Good credit doesn’t actually cement your approval for a loan or a lease all on its own. Lenders and landlords often look at other factors, including your length of credit—called your credit history age—or rental history. If you haven’t demonstrated that you pay your bills and rent responsibly for a lengthy period of time, lenders may be less likely to take a chance on you.

Income can also be a factor. Creditors won’t lend to you and landlords won’t rent to you without proof you have the income to make your payments on time. Many landlords look for renters who make two or three times the rent each month, for example.

Lenders may also consider your debt-to-income ratio. Even if you make more than enough to afford a debt, if you’re already carrying a high debt load, you might not have enough cash flow to cover a new payment. 

How Can You Build Credit?

What is a good credit score? Generally, a score that’s 670 or more is considered good, and the higher your score is, the more financial opportunities you might be able to take advantage of.

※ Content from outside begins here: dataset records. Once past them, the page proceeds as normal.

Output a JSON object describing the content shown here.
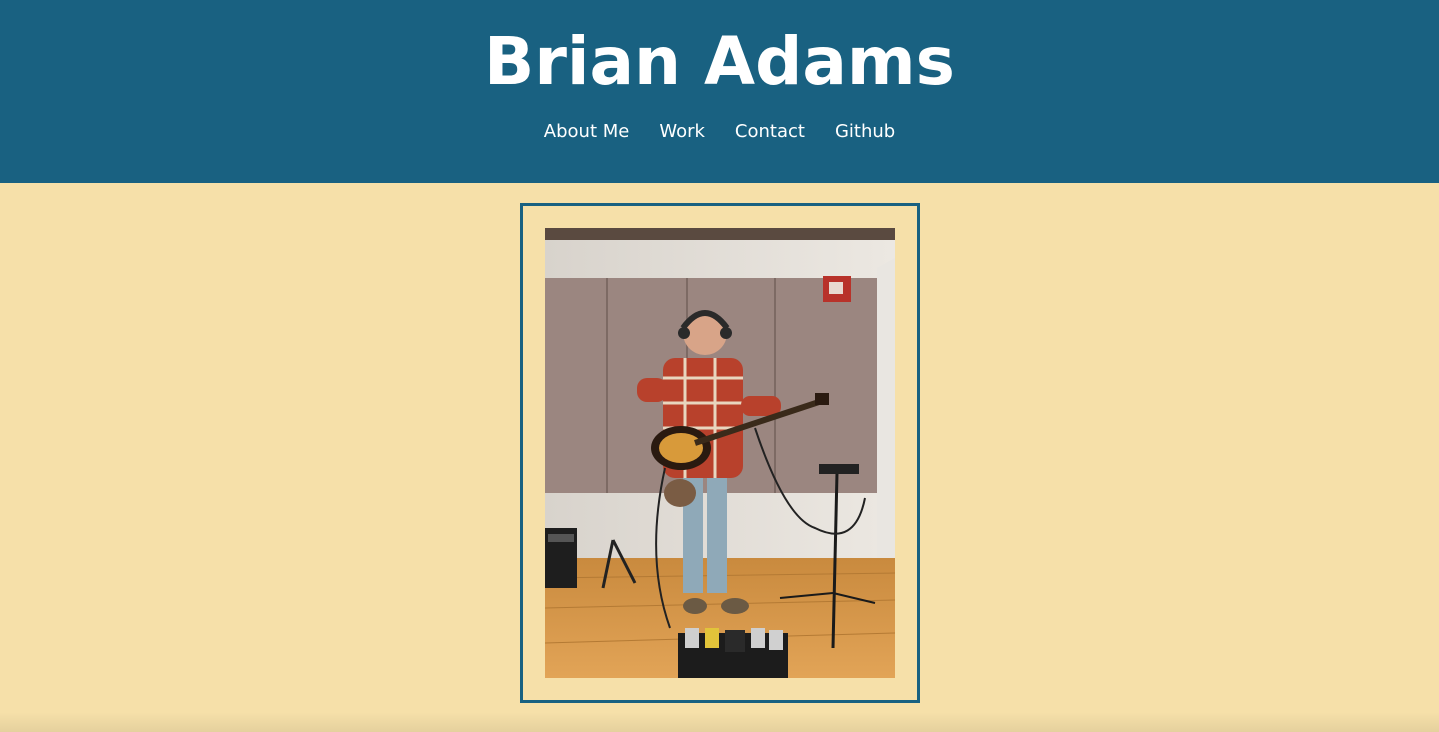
{
  "header": {
    "title": "Brian Adams",
    "nav": [
      {
        "label": "About Me"
      },
      {
        "label": "Work"
      },
      {
        "label": "Contact"
      },
      {
        "label": "Github"
      }
    ]
  },
  "main": {
    "photo": {
      "subject": "profile-photo"
    }
  },
  "colors": {
    "header_bg": "#196181",
    "page_bg": "#f6e0a9",
    "text": "#ffffff"
  }
}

Establishing good credit takes time, especially if you don’t have any credit at all and need to start from scratch. You’ll need at least six months of positive credit history to make a decent impact on your score. Once you establish yourself, take the following steps to keep building your credit:

  • Use credit wisely, and don’t max out your accounts.
  • Pay all your bills on time consistently.
  • Ask friends or family members with good credit if they’ll add you as an authorized user on their credit card accounts—you don’t have to use the card to get a credit boost as long as they manage their account well. 
  • Monitor your credit frequently so you know if an error or fraudulent item is impacting your score negatively.